Опять Альма вся мятая-перемятая, отмечает — без осуждения — Роза. Она убавляет звук в приемнике, приглушая симфонию Айвса[22]. Альма, прижмурившись, наблюдает за ней. Раскаленное добела дневное солнце все еще слепит, размывает очертания комнаты.
— У вас нездоровый вид, золотко, — говорит Роза. — Вы вся пылаете.
— Это я обгорела. Не беспокойтесь.
— Я всегда была такая светленькая, — говорит Роза.
Альма прерывает ее:
— В нашу последнюю встречу вы говорили о своем детстве. Давайте вернемся к тому, на чем мы остановились. Ко времени до Первой мировой войны. Как ваша семья выживала в обстановке такого прессинга?
Роза откидывается в кресле, при этом платье поднимается выше колен, открывая эластические резинки темно-коричневых чулок.
— Я вам расскажу про Депрессию. Мы тогда жили в Бруклинском доме. У нас, слава тебе Господи, был дом.
И она — Бог весть почему — поводит рукой над нагромождением мебели. Труднее всего было перевезти секретер. Пришлось снимать жалюзи и вносить его через окно. Что Роза тогда пережила. Она ломала руки в ожидании, когда же секретер пройдет через окно, была уверена, что грузчики наверняка забудут про резные шишечки наверху.
— До войны, — Альма не позволяет ей отвлекаться. — Я хочу поговорить о прессинге до войны. Как ваша мать с этим справлялась? Где вы жили?
— Что вам сказать, война это грязь и опасности. Я бы ни за что не вернулась в Вену. Ни за что, ни за что. Меня отправили в Англию, и я стала совсем англичанкой. Все, что я помню о Вене, это грязь.
Альма подается к ней.
— Нельзя ли более детально? Для нашего проекта это очень важно.
— Альма, — понижает голос Роза. — Я обещала вам помочь, но кое о чем лучше забыть.
— Постарайтесь вспомнить. Вы же свидетель тех времен — тех трагедий.
— Чушь, — фыркает Роза. И тем не менее улыбается: ее трогает Альмин интерес к ее жизни.
— Мне необходимо ваше содействие.
— Ну что ж, — Роза соглашается, — мы что-нибудь сочиним, золотко. Ваш университет ничего и знать не будет.

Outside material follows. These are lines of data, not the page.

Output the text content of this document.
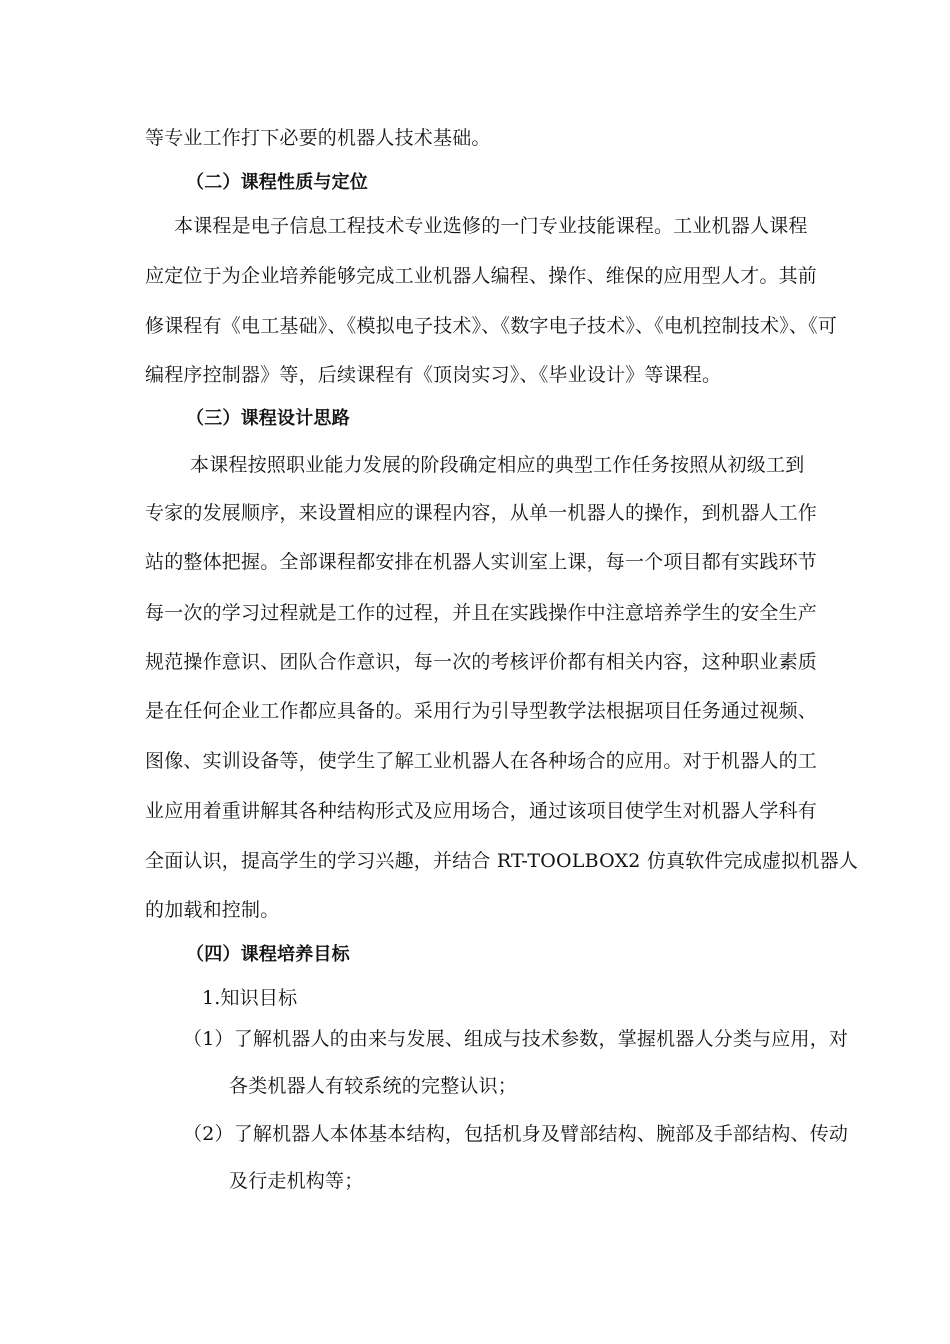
等专业工作打下必要的机器人技术基础。
（二）课程性质与定位
本课程是电子信息工程技术专业选修的一门专业技能课程。工业机器人课程
应定位于为企业培养能够完成工业机器人编程、操作、维保的应用型人才。其前
修课程有《电工基础》、《模拟电子技术》、《数字电子技术》、《电机控制技术》、《可
编程序控制器》等，后续课程有《顶岗实习》、《毕业设计》等课程。
（三）课程设计思路
本课程按照职业能力发展的阶段确定相应的典型工作任务按照从初级工到
专家的发展顺序，来设置相应的课程内容，从单一机器人的操作，到机器人工作
站的整体把握。全部课程都安排在机器人实训室上课，每一个项目都有实践环节
每一次的学习过程就是工作的过程，并且在实践操作中注意培养学生的安全生产
规范操作意识、团队合作意识，每一次的考核评价都有相关内容，这种职业素质
是在任何企业工作都应具备的。采用行为引导型教学法根据项目任务通过视频、
图像、实训设备等，使学生了解工业机器人在各种场合的应用。对于机器人的工
业应用着重讲解其各种结构形式及应用场合，通过该项目使学生对机器人学科有
全面认识，提高学生的学习兴趣，并结合 RT-TOOLBOX2 仿真软件完成虚拟机器人
的加载和控制。
（四）课程培养目标
1.知识目标
（1）了解机器人的由来与发展、组成与技术参数，掌握机器人分类与应用，对
各类机器人有较系统的完整认识；
（2）了解机器人本体基本结构，包括机身及臂部结构、腕部及手部结构、传动
及行走机构等；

— Миссис Марковиц! — Есть в Розе что-то такое, что озадачивает Альму. Какая-то беспечность, лукавая беспамятность. Альма предпринимает еще одну попытку. — Хорошо, я постараюсь сформулировать мой первый вопрос в менее специальных терминах. Говоря о прессинге, я вот что имела в виду Как представительница поднимающейся вверх европейской буржуазии и как женщина опасались ли вы, что вашим планам повышения своего статуса в Вене не суждено осуществиться?

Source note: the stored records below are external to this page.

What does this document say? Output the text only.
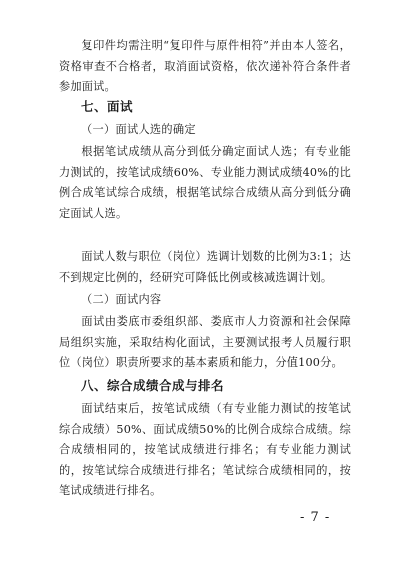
复印件均需注明“复印件与原件相符”并由本人签名，资格审查不合格者，取消面试资格，依次递补符合条件者参加面试。

七、面试

（一）面试人选的确定

根据笔试成绩从高分到低分确定面试人选；有专业能力测试的，按笔试成绩60%、专业能力测试成绩40%的比例合成笔试综合成绩，根据笔试综合成绩从高分到低分确定面试人选。

面试人数与职位（岗位）选调计划数的比例为3:1；达不到规定比例的，经研究可降低比例或核减选调计划。

（二）面试内容

面试由娄底市委组织部、娄底市人力资源和社会保障局组织实施，采取结构化面试，主要测试报考人员履行职位（岗位）职责所要求的基本素质和能力，分值100分。

八、综合成绩合成与排名

面试结束后，按笔试成绩（有专业能力测试的按笔试综合成绩）50%、面试成绩50%的比例合成综合成绩。综合成绩相同的，按笔试成绩进行排名；有专业能力测试的，按笔试综合成绩进行排名；笔试综合成绩相同的，按笔试成绩进行排名。

- 7 -
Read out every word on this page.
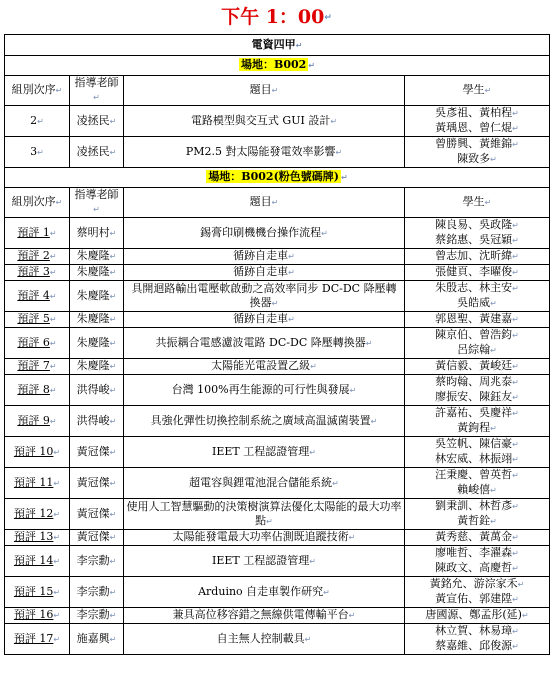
下午 1：00↵
電資四甲↵			

場地：B002 ↵			

組別次序↵	指導老師↵	題目↵	學生↵
2↵	凌拯民↵	電路模型與交互式 GUI 設計↵	吳彥祖、黃柏程↵
黃瑀恩、曾仁焜↵

3↵	凌拯民↵	PM2.5 對太陽能發電效率影響↵	曾勝興、黃維錦↵
陳致多↵

場地：B002(粉色號碼牌) ↵			

組別次序↵	指導老師↵	題目↵	學生↵
預評 1↵	蔡明村↵	錫膏印刷機機台操作流程↵	陳良易、吳政隆↵
蔡銘惠、吳冠穎↵

預評 2↵	朱慶隆↵	循跡自走車↵	曾志加、沈昕緯↵

預評 3↵	朱慶隆↵	循跡自走車↵	張健頁、李曜俊↵

預評 4↵	朱慶隆↵	具開迴路輸出電壓軟啟動之高效率同步 DC-DC 降壓轉換器↵	朱殷志、林主安↵
吳皓威↵

預評 5↵	朱慶隆↵	循跡自走車↵	郭恩聖、黃建嘉↵

預評 6↵	朱慶隆↵	共振耦合電感濾波電路 DC-DC 降壓轉換器↵	陳京伯、曾浩鈞↵
呂綜翰↵

預評 7↵	朱慶隆↵	太陽能光電設置乙級↵	黃信毅、黃峻廷↵

預評 8↵	洪得峻↵	台灣 100%再生能源的可行性與發展↵	蔡昀翰、周兆泰↵
廖振安、陳鈺友↵

預評 9↵	洪得峻↵	具強化彈性切換控制系統之廣域高温滅菌裝置↵	許嘉祐、吳慶祥↵
黃鉤程↵

預評 10↵	黃冠傑↵	IEET 工程認證管理↵	吳笠帆、陳信豪↵
林宏威、林振翊↵

預評 11↵	黃冠傑↵	超電容與鋰電池混合儲能系統↵	汪秉慶、曾英哲↵
賴峻僖↵

預評 12↵	黃冠傑↵	使用人工智慧驅動的決策樹演算法優化太陽能的最大功率點↵	劉秉訓、林哲彥↵
黃哲銓↵

預評 13↵	黃冠傑↵	太陽能發電最大功率佔測既追蹤技術↵	黃秀慈、黃萬金↵

預評 14↵	李宗勳↵	IEET 工程認證管理↵	廖唯哲、李濯森↵
陳政文、高慶哲↵

預評 15↵	李宗勳↵	Arduino 自走車製作研究↵	黃銘允、游淙家禾↵
黃宣佑、郭建陞↵

預評 16↵	李宗勳↵	兼具高位移容錯之無線供電傳輸平台↵	唐國源、鄭孟彤(延)↵

預評 17↵	施嘉興↵	自主無人控制載具↵	林立賀、林易璋↵
蔡嘉維、邱俊源↵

— Я же была совсем маленькая, — Роза становится на дыбы. — Это же до первой войны было, вспомните. Вы меня полной дурой выставляете. Мало того, мы же были евреи. Вот почему мы сюда приехали.
— Следует ли из этого, что вы принадлежали к еврейской интеллектуальной элите? Верно ли будет определить вашу семью так?
— У меня было шесть братьев, — Роза задумывается. — Одни были толковые, другие — нет. Джозеф — да, он толковый, Джоэль — да. — Она загибает пальцы. — Сол — нет, Мендель — да. Нахум — он умер молодым. Хаим, был ли толковым Хаим? Ну уж нет — да упокоится он с миром. У него было золотое сердце. Скорее всего, одна половина семьи была элитой, другая — нет.
— Собственно говоря, я спрашивала, каков был ваш экономический статус? Как бы там ни было, идем дальше.
— Экономический? Мы имели дом, — сообщает Роза. Он и спас нашу семью.